Among the most fascinating elements of this case is how an administration who denied voter fraud in 2000, and then again in 2004, has now redacted the original report of a federal panel which was commissioned to do research into election improprieties to argue that voter fraud is rampant. I guess when you lose an election bigtime, as the Republicans did in the midterm election, it's okay to cry foul even when those one contracts, and pays, to investigate fraud insist that there was no fraud.

Clearly, with a growing demographic that is largely Democratic, what better way to quell dissent, and ensure supremacy than to enact legislation requiring voter identification. Make no mistake, this legislation targets poor minorities, many of whom vote for those who offer them a bigger slice of a pie that increasingly belongs only to big business, and big bucks. And, were it up to the Bush administration, we'd not only have guest workers, but guest voters, too. Consider the irony, and egregious injustice of holding a man under house arrest, as well as the absurdity of having him face as many as twenty years in prison on such charges as improperly touching an absentee ballot.
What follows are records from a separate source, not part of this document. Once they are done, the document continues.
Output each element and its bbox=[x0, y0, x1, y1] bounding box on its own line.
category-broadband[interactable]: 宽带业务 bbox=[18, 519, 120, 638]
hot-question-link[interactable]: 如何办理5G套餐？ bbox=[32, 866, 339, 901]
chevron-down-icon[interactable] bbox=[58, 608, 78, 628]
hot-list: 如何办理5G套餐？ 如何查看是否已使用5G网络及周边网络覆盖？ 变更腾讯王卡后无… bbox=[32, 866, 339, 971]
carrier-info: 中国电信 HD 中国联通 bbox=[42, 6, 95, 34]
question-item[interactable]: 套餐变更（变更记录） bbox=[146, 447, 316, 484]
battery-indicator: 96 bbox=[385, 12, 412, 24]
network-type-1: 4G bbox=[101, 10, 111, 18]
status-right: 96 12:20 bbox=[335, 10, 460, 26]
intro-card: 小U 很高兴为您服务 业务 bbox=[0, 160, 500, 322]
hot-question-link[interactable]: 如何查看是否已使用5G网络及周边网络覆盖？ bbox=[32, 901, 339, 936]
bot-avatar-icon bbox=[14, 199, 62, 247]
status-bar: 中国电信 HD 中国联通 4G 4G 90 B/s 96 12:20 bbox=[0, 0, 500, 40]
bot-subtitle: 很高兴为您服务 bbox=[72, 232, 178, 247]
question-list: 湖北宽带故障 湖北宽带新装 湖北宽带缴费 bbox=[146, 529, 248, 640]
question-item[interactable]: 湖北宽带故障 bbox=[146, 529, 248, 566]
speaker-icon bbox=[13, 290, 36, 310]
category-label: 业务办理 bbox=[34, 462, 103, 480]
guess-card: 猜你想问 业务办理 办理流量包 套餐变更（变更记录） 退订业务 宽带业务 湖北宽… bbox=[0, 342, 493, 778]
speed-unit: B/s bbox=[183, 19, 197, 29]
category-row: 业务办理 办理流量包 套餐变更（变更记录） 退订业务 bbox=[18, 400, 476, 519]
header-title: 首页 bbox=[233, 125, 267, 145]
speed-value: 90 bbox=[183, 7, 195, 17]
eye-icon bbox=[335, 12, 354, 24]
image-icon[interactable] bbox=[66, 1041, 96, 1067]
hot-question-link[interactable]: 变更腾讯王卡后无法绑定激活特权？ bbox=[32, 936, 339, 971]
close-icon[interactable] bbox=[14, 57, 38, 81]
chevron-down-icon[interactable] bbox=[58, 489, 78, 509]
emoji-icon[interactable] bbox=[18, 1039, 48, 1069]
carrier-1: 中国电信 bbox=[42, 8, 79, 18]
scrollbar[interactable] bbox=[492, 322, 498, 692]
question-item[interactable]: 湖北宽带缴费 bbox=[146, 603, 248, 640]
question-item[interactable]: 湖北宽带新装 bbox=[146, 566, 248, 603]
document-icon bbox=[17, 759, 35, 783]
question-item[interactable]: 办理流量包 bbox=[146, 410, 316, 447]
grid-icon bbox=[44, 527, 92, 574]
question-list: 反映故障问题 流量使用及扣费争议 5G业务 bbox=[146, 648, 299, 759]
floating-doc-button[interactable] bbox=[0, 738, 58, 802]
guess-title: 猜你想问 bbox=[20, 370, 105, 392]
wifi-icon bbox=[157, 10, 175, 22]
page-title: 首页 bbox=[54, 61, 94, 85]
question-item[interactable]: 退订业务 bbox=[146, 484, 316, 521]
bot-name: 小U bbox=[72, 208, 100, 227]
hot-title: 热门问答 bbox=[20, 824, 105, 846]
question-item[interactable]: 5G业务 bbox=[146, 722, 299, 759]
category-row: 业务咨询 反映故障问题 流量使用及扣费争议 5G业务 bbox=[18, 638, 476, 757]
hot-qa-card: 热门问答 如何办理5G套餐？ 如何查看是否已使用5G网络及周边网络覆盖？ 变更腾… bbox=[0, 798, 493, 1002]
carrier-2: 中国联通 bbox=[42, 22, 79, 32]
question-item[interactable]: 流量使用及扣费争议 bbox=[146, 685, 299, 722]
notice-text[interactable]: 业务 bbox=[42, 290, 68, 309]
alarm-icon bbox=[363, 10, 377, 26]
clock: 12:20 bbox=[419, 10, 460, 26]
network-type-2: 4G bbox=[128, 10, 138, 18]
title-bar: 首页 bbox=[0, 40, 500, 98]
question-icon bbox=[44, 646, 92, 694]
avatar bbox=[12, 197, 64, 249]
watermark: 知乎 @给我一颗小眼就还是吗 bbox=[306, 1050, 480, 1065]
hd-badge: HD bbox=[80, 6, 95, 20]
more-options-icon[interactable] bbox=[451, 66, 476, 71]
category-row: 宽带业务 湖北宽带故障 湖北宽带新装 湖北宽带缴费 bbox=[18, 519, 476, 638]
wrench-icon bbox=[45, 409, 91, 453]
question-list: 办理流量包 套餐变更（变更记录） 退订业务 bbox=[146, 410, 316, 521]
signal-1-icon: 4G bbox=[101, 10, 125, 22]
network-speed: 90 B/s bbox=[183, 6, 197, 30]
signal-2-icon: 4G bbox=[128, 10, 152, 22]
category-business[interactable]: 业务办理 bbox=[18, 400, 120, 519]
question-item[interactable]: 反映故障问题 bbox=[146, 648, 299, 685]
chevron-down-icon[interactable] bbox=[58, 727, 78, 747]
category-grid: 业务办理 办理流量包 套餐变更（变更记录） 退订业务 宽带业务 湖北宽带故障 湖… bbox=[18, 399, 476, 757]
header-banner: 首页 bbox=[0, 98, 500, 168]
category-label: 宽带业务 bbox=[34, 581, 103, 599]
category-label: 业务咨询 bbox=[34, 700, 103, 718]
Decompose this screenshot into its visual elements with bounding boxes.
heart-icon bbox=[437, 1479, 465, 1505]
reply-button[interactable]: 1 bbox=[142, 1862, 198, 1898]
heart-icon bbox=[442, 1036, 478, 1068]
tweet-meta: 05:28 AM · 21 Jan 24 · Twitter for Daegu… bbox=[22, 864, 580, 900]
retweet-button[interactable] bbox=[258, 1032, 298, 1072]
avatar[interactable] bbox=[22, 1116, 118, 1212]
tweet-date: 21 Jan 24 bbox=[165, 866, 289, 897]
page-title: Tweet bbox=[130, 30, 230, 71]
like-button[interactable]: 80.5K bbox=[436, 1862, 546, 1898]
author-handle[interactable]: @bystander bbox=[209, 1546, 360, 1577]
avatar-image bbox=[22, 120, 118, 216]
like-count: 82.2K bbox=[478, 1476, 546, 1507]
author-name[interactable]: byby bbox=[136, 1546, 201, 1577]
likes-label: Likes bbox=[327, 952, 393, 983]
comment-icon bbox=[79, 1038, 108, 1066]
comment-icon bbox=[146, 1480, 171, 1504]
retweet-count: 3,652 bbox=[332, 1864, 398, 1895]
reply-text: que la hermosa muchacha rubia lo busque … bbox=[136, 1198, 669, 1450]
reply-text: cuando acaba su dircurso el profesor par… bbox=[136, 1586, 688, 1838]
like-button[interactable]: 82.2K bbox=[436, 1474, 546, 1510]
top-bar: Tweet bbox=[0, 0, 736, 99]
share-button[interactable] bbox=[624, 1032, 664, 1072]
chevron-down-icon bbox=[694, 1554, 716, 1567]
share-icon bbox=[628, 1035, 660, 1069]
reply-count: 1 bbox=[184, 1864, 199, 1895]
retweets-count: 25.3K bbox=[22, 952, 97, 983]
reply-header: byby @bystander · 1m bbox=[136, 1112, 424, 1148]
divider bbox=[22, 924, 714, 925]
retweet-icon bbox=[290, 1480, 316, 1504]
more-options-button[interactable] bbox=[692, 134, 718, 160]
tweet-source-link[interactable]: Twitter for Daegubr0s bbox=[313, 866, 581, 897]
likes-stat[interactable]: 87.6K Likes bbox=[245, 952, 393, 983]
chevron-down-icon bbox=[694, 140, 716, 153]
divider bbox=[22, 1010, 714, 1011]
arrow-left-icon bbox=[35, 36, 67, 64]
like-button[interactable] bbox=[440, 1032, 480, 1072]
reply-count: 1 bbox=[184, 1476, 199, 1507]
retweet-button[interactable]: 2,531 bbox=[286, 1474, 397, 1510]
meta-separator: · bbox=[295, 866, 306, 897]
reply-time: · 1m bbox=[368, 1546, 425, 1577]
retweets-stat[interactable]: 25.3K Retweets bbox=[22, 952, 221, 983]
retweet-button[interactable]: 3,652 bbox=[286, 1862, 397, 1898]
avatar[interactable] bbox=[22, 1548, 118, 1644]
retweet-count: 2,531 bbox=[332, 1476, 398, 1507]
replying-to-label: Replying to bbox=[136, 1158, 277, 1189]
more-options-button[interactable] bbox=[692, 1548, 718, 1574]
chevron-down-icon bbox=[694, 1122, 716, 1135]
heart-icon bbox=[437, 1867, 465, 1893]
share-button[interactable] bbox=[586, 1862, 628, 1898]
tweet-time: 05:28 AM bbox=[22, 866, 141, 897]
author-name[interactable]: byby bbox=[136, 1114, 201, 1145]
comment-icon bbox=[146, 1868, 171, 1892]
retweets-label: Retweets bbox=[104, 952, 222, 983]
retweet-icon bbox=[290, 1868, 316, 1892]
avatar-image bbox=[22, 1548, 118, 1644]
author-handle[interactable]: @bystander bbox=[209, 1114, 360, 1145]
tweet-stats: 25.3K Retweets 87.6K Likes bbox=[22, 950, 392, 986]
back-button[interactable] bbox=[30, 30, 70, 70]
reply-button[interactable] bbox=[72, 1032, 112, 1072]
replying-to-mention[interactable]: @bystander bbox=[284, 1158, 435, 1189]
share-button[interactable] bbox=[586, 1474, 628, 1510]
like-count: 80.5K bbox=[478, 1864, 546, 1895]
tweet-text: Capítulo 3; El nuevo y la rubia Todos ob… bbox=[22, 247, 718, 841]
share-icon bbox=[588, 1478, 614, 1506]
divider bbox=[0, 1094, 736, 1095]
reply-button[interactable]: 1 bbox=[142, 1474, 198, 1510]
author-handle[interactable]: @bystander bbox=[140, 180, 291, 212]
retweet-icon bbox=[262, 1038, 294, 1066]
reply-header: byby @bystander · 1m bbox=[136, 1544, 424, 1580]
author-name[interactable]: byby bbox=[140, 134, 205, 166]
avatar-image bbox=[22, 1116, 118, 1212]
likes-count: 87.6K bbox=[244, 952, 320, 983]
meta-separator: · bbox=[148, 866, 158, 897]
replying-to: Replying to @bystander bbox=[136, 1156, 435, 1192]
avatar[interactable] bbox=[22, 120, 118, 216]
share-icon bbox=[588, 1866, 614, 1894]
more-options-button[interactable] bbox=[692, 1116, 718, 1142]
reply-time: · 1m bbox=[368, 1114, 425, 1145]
This is an effront to every thinking man and woman, as well as irrefutable evidence that there is not merely a monied class, but a ruling class in America. Is this why our esteemed forefathers boarded the Mayflower to escape religious intolerance, economic exclusion , class rigidity, and divine right of kings to have their elections stolen by people who want to enact voter ID laws in order to fix the vote, preserve their job security, and silence the growing discontent of the impoverished, and minorities?

When the Bush administration, in the past, has flagrantly disqualifed new voting registrants whose I.D. didn't match what was in the computer database, thereby resulting in turning away "tens of thousands" of eligible voters, (BANCO) how can any rational person opt to sentence Rev. Pinkney to spend even one night in prison for anything he was convicted for having done? They got the wrong guy. If anyone should face sentencing for voter fraud, it's Karl Rove and his boss. But, in this land of the free, home of the brave, we're not going to see Rove, Gonzales, Bush, Cheney, or any other empire rogue rat, stand trial for election "irregularities."

Instead, on May 14th, in Benton Harbor, Michigan, a judge will have the awesome duty of considering whether or not to sentence a courageous community leader to four consecutive five year terms, a black man convicted by an all-white jury, for little more than working to ensure inclusion in a process that has become increasingly exclusive, the right to vote, in America, which, if some have their way, will soon be a matter of privilege. One can only hope that the judge will make the only sane decision.

Forcing Rev. Pinkney to serve even five minutes behind bars would not merely be an insult to those who founded this great nation, it would be an unparalleled act of cowardice, and proof that class, not character, race not reason has won the day.